(a) Except as provided below and otherwise specifically required by law, it shall be impossible by operation of the plan or of the trust agreement, by termination of either, by power of revocation or amendment, by the happening of any contingency, by collateral arrangement, or by any other means, for any part of the corpus or income of any trust fund maintained pursuant to the plan or any funds contributed thereto to be used for, or diverted to, purposes other than the exclusive benefit of members, former members, or their beneficiaries; and no funds of the system, whether in cash, securities, or otherwise, nor any income or yield thereof, shall be subject to or exacted on account of, any tax; and no retirement or disability allowance or right to return of contributions, or other benefits payable as set forth in the plan, shall be assignable or be subject to execution, levy, attachment, garnishment, or other legal process. Accordingly, the plan shall not recognize any domestic relations order attempting to provide a member’s benefits, or any portion thereof, to an alternate payee.

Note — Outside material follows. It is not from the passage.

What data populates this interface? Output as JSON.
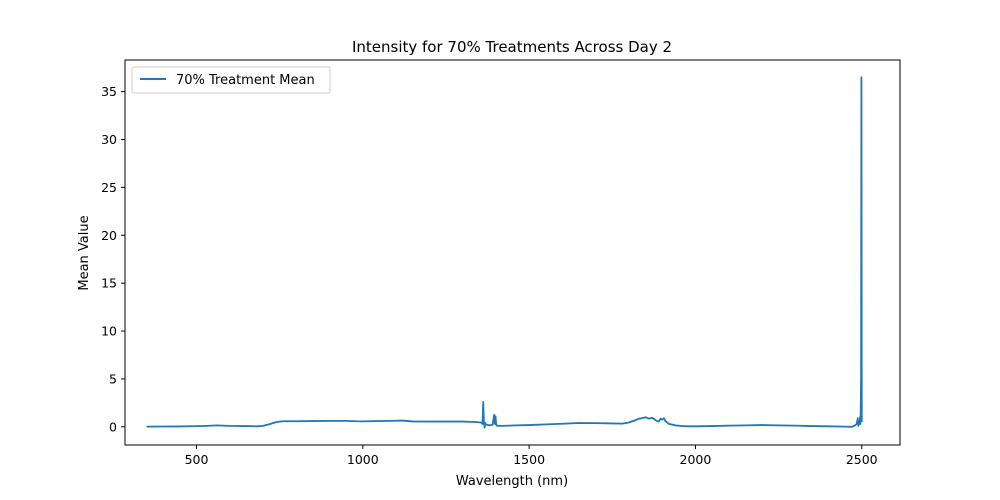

(b) In the event that the county shall make an excessive contribution under a mistake of fact, the pension board, or its agent, may demand repayment of such excessive contribution, and the trustees shall return such amount, adjusted for any income or loss in value so long as such amount is returned within one year of the date of the mistaken contribution. Notwithstanding the immediately preceding sentence, any such return shall be limited to an amount that, in the judgment of the pension board, would not cause the system to become actuarially unsound.
(c) In the event that the plan makes an overpayment to a member or beneficiary for any reason, such as, miscalculation of a pension benefit or payment prior to the time that the member or beneficiary was entitled to payment, the pension board may elect to offset future pension payments until such overpayment has been recouped by the trust fund. However, once a distribution has been made to a member or beneficiary, neither shall be allowed to voluntarily elect to repay the distribution to the plan.
(d) Subject to applicable law, no person shall be entitled to receive a deferred pension if his or her separation from the service from the county is due to his or her misappropriation of funds or property of the county, or to moral delinquency on his or her part.
(e) Subject to applicable law, if the board finds that a member’s service is terminated by resignation or discharge, or otherwise, as a consequence of such member’s dishonesty in handling the monies or property of the county or any department thereof, the member shall not be entitled to any retirement or disability benefit, but he or she shall upon application therefor be paid a refund of the full amount of his or her employee contributions, less any benefits previously paid to him or her.
(f) Subject to applicable law, a member's or beneficiary's benefit may be offset for obligations to the county, the pension board, or the trust fund.